Magazine Article


A View From the Bottom
U.S. Retail Photo Output

It has been a long and painful descent this decade for U.S. photo output retailers and most of their manufacturing and service providers. Finally, however, the bottom has been reached. That bottom is a grim 50% of 2000 peak category revenue, though total category revenue remains at $3.5B+, with rich available promises of renewal. It is undeniable that margins on conventional photo output (especially 4x6 prints) will continue to shrink and that retailers and their category partners will face powerful economic headwinds that will hinder capital, infrastructure and labor investment--especially in a category that has had 8 years of steady revenue decline. That being acknowledged, however, our view from the bottom is one of a steady upward staircase built upon the steps of product innovation, technology adoption, new consumers and new consumer needs, and effective new retail merchandising initiatives.

Our current projections include only projections for those printed personalized photo products that are currently offered by retailers (primarily greeting cards, calendars, posters and photo books). They do not include any revenue for the streams of likely new products that will emerge and be effectively merchandised by retailers for traditional consumer photographers and others whose needs include convenient delivery of image rich gifts, business output and digital output of many forms meeting many emerging consumer needs. It is likely that there is another category--"other digital output." [F/22] Consulting believes that the total revenue opportunity could be as large as $5B by 2012...perhaps reaching the historic peak levels of the 2000.

This isn't your father's photo business

The former peak revenues in the U.S. retail photo output ($6.5B) were driven by the dominance of retail as a destination for film processing, the household demand for film and one-time-use cameras, the absolute requirement to print every image captured, and the growth of popularity of double prints. Retailer dominance grew as the superior values of timeliness (i.e. overnight delivery from central labs followed by 1-hour printing in-store), quality, and low price made mail-order largely irrelevant in the U.S. market. As the retail revenue grew and shifted to retailers with on-site production capability the managing competencies became largely operational.

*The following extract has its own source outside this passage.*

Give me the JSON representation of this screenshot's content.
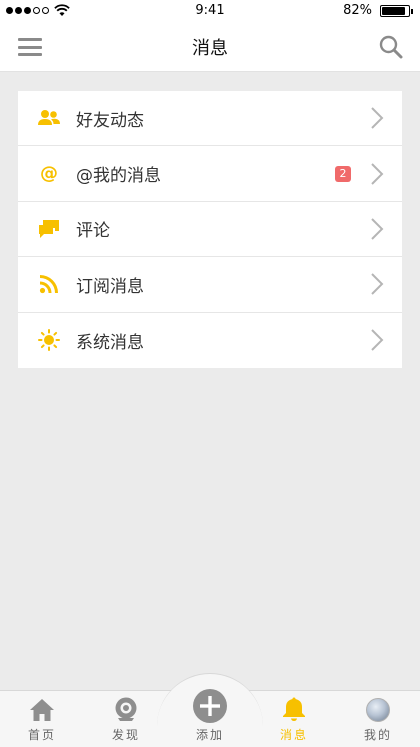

Specialized capital investment decisions, infrastructure development, and securing and training a dedicated skilled labor force became the skills that distinguished the retail leaders from competing retailers. The industry expected (hoped) that the same values, behaviors and competencies would drive similar results in the digital era. The industry was wrong.

How to Recognize Emerging Leaders

What will distinguish the future retail imaging output leaders will be the ability to embrace marketing as the competency that will best insure both overall category growth and specific retailer share growth.

In particular the marketing practices that will matter most are:

New Product Development Focus and Disciplines that go far beyond consumer photo. Removing the consumer, easy, accessible create and order experiences in-store, at home, on the Internet (it's not about "capturing users," it's about creating product and service purchase opportunities).

Focusing on redefining product merchandising (in-store, at home, on the web) Focusing on seasonal, event and co-merchandising opportunities (families of products). Digital is the age of variable data printing and product opportunities limited solely by lack of imagination.

Focusing on selling activities vs. production activities. Facing the customer.

Creating sensible product menus and sensibly coordinated experiences geared to the consumer's environment (in-store, on the desktop, on the web).

Exploring creative ways to collaborate across merchant groups to connect image capture to adjacent products and output services (devices, appliances, media, subscription services, etc.).

Watching for and engaging emerging technologies that can advance consumer experiences and category shopping opportunities.

Closely collaborating with capable partners and walking them to the leading edge of effective new category possibilities.

Remembering what Franklin Roosevelt said at the start of his first term during the Depression..."Do something!"